True digitalization should be business-oriented—empowering the frontline through data flow, letting those who hear the gunfire make decisions. But under the dominance of the "illusion of compliance," we see a large number of "pseudo-digitalization" efforts that are management-oriented.

These systems are designed as electronic approval flows, with the value of data confined within reporting hierarchies. They are like "digital concrete slabs"—flat and compliant, but barren.

This model originating from Japan is leading digitalization astray and is incompatible with the AI era.

The proliferation of AI technology can greatly expand an enterprise's service radius, pushing demands toward massive scale, real-time, and personalization. Software iteration cycles will no longer be measured in months or quarters but in weeks or days.

In this "overclocked competition," management-oriented defensive systems appear clumsy and laughable. The outsourcing model relies on lengthy contract negotiations and requirement confirmations; when requirements change weekly, every "change request" to the outsourcer becomes a verdict that delays seizing opportunities.

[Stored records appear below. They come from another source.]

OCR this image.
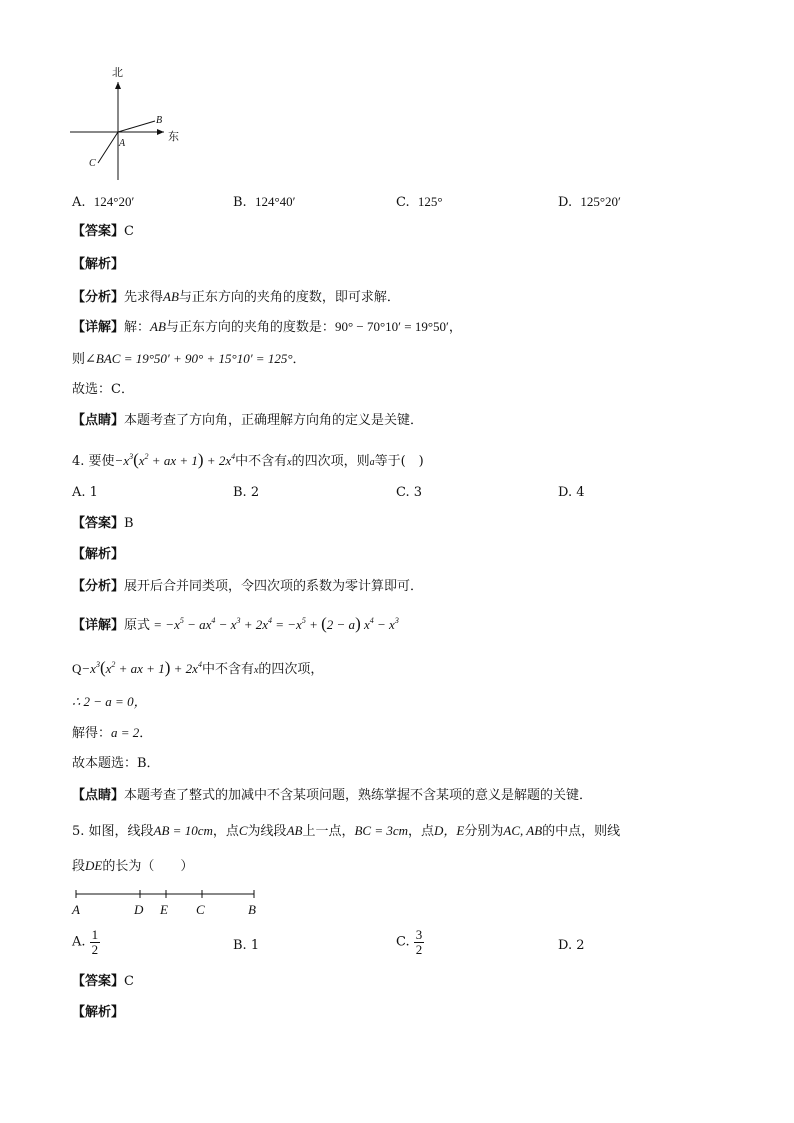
北
东
A
B
C
A. 124°20′	B. 124°40′	C. 125°	D. 125°20′
【答案】C
【解析】
【分析】先求得AB与正东方向的夹角的度数，即可求解．
【详解】解：AB与正东方向的夹角的度数是：90° − 70°10′ = 19°50′，
则∠BAC = 19°50′ + 90° + 15°10′ = 125°．
故选：C．
【点睛】本题考查了方向角，正确理解方向角的定义是关键．
4. 要使$-x^3(x^2$ + ax + $1) + 2x^4$中不含有x的四次项，则a等于(　)
A. 1	B. 2	C. 3	D. 4
【答案】B
【解析】
【分析】展开后合并同类项，令四次项的系数为零计算即可．
【详解】原式 = $-x^5 - ax^4 - x^3 + 2x^4 = -x^5 + (2 - a) x^4 - x^3$
$Q-x^3(x^2$ + ax + $1) + 2x^4$中不含有x的四次项，
∴ 2 − a = 0，
解得：a = 2．
故本题选：B．
【点睛】本题考查了整式的加减中不含某项问题，熟练掌握不含某项的意义是解题的关键．
5. 如图，线段AB = 10cm，点C为线段AB上一点，BC = 3cm，点D，E分别为AC, AB的中点，则线
段DE的长为（　　）
A	D E C	B
A. $\frac{1}{2}$	B. 1	C. $\frac{3}{2}$	D. 2
【答案】C
【解析】
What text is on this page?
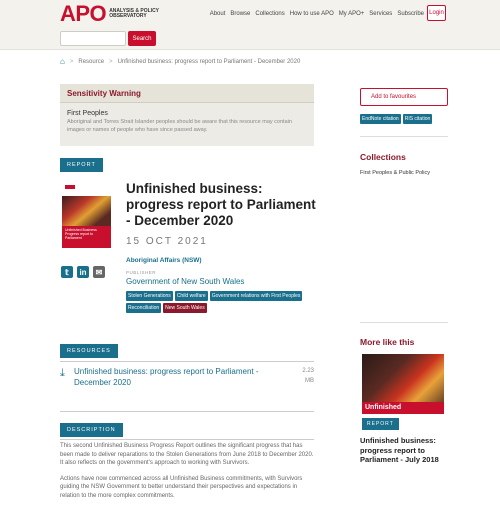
APO ANALYSIS & POLICY OBSERVATORY	About Browse Collections How to use APO My APO+ Services Subscribe Login
Search
⌂ > Resource > Unfinished business: progress report to Parliament - December 2020
Sensitivity Warning
First Peoples
Aboriginal and Torres Strait Islander peoples should be aware that this resource may contain images or names of people who have since passed away.
REPORT
Unfinished Business
Progress report to Parliament
Unfinished business: progress report to Parliament - December 2020
15 OCT 2021
Aboriginal Affairs (NSW)
PUBLISHER
Government of New South Wales
𝕥	in	✉
Stolen Generations	Child welfare	Government relations with First Peoples
Reconciliation	New South Wales
RESOURCES
⤓ Unfinished business: progress report to Parliament - December 2020
2.23 MB
DESCRIPTION

This second Unfinished Business Progress Report outlines the significant progress that has been made to deliver reparations to the Stolen Generations from June 2018 to December 2020. It also reflects on the government's approach to working with Survivors.

Actions have now commenced across all Unfinished Business commitments, with Survivors guiding the NSW Government to better understand their perspectives and expectations in relation to the more complex commitments.

Add to favourites
EndNote citation	RIS citation
Collections
First Peoples & Public Policy
More like this
Unfinished
REPORT
Unfinished business: progress report to Parliament - July 2018
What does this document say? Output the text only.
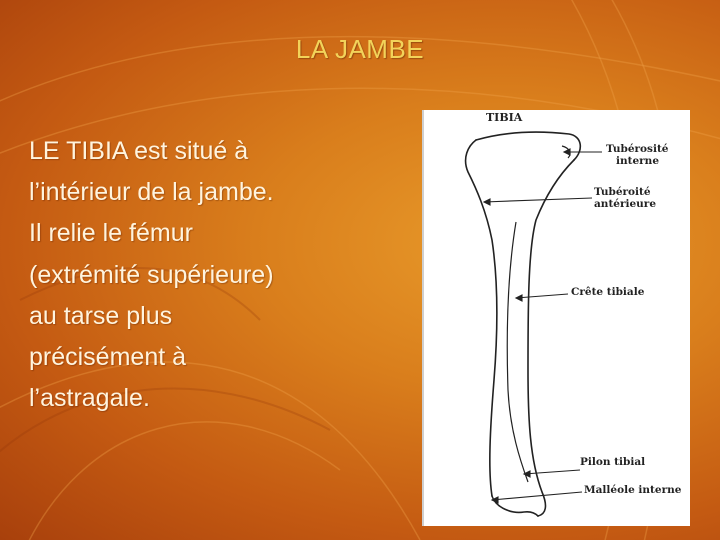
LA JAMBE
LE TIBIA est situé à
l’intérieur de la jambe.
Il relie le fémur
(extrémité supérieure)
au tarse plus
précisément à
l’astragale.
TIBIA
Tubérosité
interne
Tubéroité
antérieure
Crête tibiale
Pilon tibial
Malléole interne
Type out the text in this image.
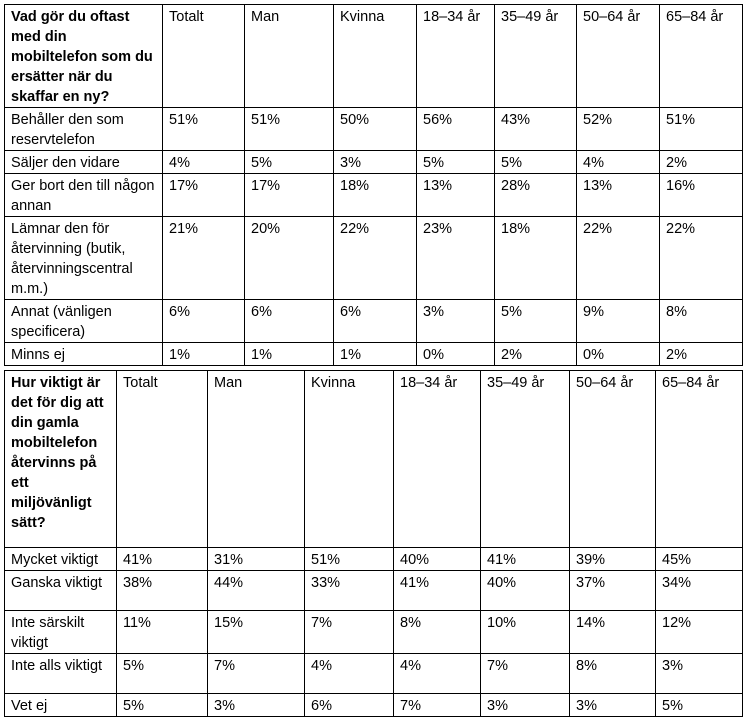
Vad gör du oftast med din mobiltelefon som du ersätter när du skaffar en ny?	Totalt	Man	Kvinna	18–34 år	35–49 år	50–64 år	65–84 år
Behåller den som reservtelefon	51%	51%	50%	56%	43%	52%	51%
Säljer den vidare	4%	5%	3%	5%	5%	4%	2%
Ger bort den till någon annan	17%	17%	18%	13%	28%	13%	16%
Lämnar den för återvinning (butik, återvinningscentral m.m.)	21%	20%	22%	23%	18%	22%	22%
Annat (vänligen specificera)	6%	6%	6%	3%	5%	9%	8%
Minns ej	1%	1%	1%	0%	2%	0%	2%
Hur viktigt är det för dig att din gamla mobiltelefon återvinns på ett miljövänligt sätt?	Totalt	Man	Kvinna	18–34 år	35–49 år	50–64 år	65–84 år
Mycket viktigt	41%	31%	51%	40%	41%	39%	45%
Ganska viktigt	38%	44%	33%	41%	40%	37%	34%
Inte särskilt viktigt	11%	15%	7%	8%	10%	14%	12%
Inte alls viktigt	5%	7%	4%	4%	7%	8%	3%
Vet ej	5%	3%	6%	7%	3%	3%	5%
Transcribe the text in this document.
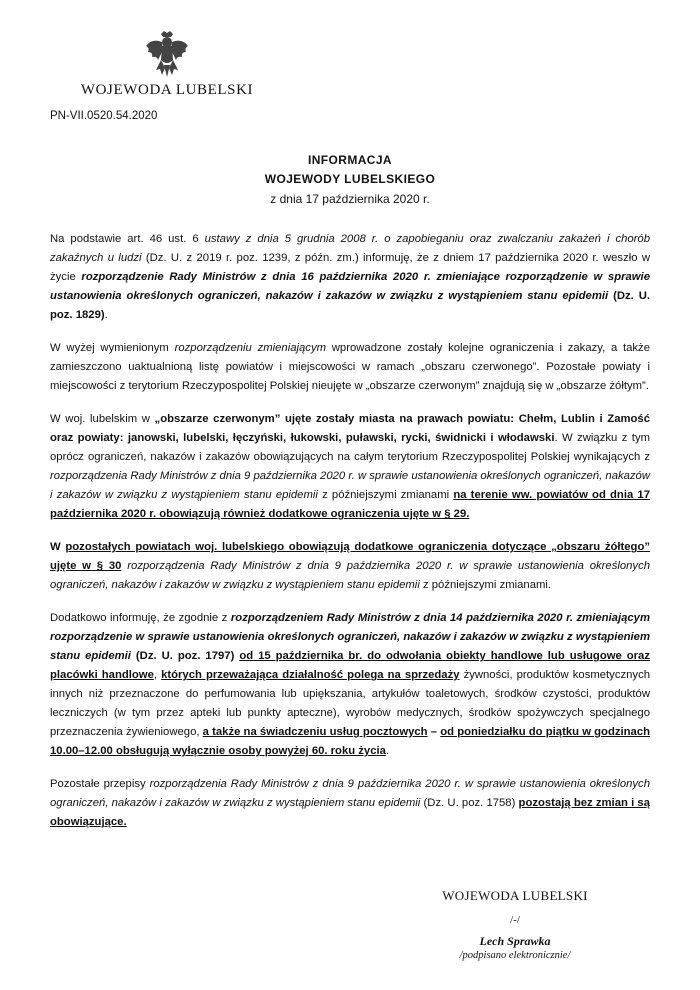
WOJEWODA LUBELSKI
PN-VII.0520.54.2020
INFORMACJA
WOJEWODY LUBELSKIEGO
z dnia 17 października 2020 r.

Na podstawie art. 46 ust. 6 ustawy z dnia 5 grudnia 2008 r. o zapobieganiu oraz zwalczaniu zakażeń i chorób zakaźnych u ludzi (Dz. U. z 2019 r. poz. 1239, z późn. zm.) informuję, że z dniem 17 października 2020 r. weszło w życie rozporządzenie Rady Ministrów z dnia 16 października 2020 r. zmieniające rozporządzenie w sprawie ustanowienia określonych ograniczeń, nakazów i zakazów w związku z wystąpieniem stanu epidemii (Dz. U. poz. 1829).

W wyżej wymienionym rozporządzeniu zmieniającym wprowadzone zostały kolejne ograniczenia i zakazy, a także zamieszczono uaktualnioną listę powiatów i miejscowości w ramach „obszaru czerwonego”. Pozostałe powiaty i miejscowości z terytorium Rzeczypospolitej Polskiej nieujęte w „obszarze czerwonym” znajdują się w „obszarze żółtym”.

W woj. lubelskim w „obszarze czerwonym” ujęte zostały miasta na prawach powiatu: Chełm, Lublin i Zamość oraz powiaty: janowski, lubelski, łęczyński, łukowski, puławski, rycki, świdnicki i włodawski. W związku z tym oprócz ograniczeń, nakazów i zakazów obowiązujących na całym terytorium Rzeczypospolitej Polskiej wynikających z rozporządzenia Rady Ministrów z dnia 9 października 2020 r. w sprawie ustanowienia określonych ograniczeń, nakazów i zakazów w związku z wystąpieniem stanu epidemii z późniejszymi zmianami na terenie ww. powiatów od dnia 17 października 2020 r. obowiązują również dodatkowe ograniczenia ujęte w § 29.

W pozostałych powiatach woj. lubelskiego obowiązują dodatkowe ograniczenia dotyczące „obszaru żółtego” ujęte w § 30 rozporządzenia Rady Ministrów z dnia 9 października 2020 r. w sprawie ustanowienia określonych ograniczeń, nakazów i zakazów w związku z wystąpieniem stanu epidemii z późniejszymi zmianami.

Dodatkowo informuję, że zgodnie z rozporządzeniem Rady Ministrów z dnia 14 października 2020 r. zmieniającym rozporządzenie w sprawie ustanowienia określonych ograniczeń, nakazów i zakazów w związku z wystąpieniem stanu epidemii (Dz. U. poz. 1797) od 15 października br. do odwołania obiekty handlowe lub usługowe oraz placówki handlowe, których przeważająca działalność polega na sprzedaży żywności, produktów kosmetycznych innych niż przeznaczone do perfumowania lub upiększania, artykułów toaletowych, środków czystości, produktów leczniczych (w tym przez apteki lub punkty apteczne), wyrobów medycznych, środków spożywczych specjalnego przeznaczenia żywieniowego, a także na świadczeniu usług pocztowych – od poniedziałku do piątku w godzinach 10.00–12.00 obsługują wyłącznie osoby powyżej 60. roku życia.

Pozostałe przepisy rozporządzenia Rady Ministrów z dnia 9 października 2020 r. w sprawie ustanowienia określonych ograniczeń, nakazów i zakazów w związku z wystąpieniem stanu epidemii (Dz. U. poz. 1758) pozostają bez zmian i są obowiązujące.

WOJEWODA LUBELSKI
/-/
Lech Sprawka
/podpisano elektronicznie/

The essence of AI is "removing management" and empowering individuals. Those systems piled up by outsourced armies and wrapped in layers of defensive processes are inherently anti-AI. They not only cannot nurture the seed of AI, which requires flexible soil, but are accelerating the aging of enterprises.

The Fork in the Road

We are facing a dangerous misalignment: the current system specializes in producing "porters," while the only scarcity in the AI era is "gardeners."

The rise of generative AI is rewriting the rules of software engineering. Those standardized, divisible, low-responsibility-density coding tasks will be taken over by AI at zero cost. What will be truly scarce in the future are architects and product people who can understand complex business and solve problems through "human-machine collaboration" amid uncertainty.

Unfortunately, the existing outsourcing and dispatch systems specialize in producing the former and stifling the latter. You cannot delegate innovation through outsourcing contracts, nor can you cultivate "super individuals" capable of harnessing AI on an assembly line.

This is not an irreversible cultural destiny but the result of long-term selection by wrong incentive mechanisms. The hollowing out of Japan's software industry has proven that when a market only prices "heads" and does not pay for "value," it inevitably degenerates into a Galapagos island.

China spent twenty years forging a highly commercialized internet path, but in the deep waters of digital and AI transformation, if it cannot reverse this "de-skilling" incentive mechanism, the industry will face a Japan-style chronic degeneration.

Will we continue to choose Japan's "safe mediocrity," or dare to embrace "high-risk innovation"?

Regardless of which we choose, undoubtedly, in the ongoing AI race, entry tickets will only be issued to enterprises that have "gardeners," not "porters."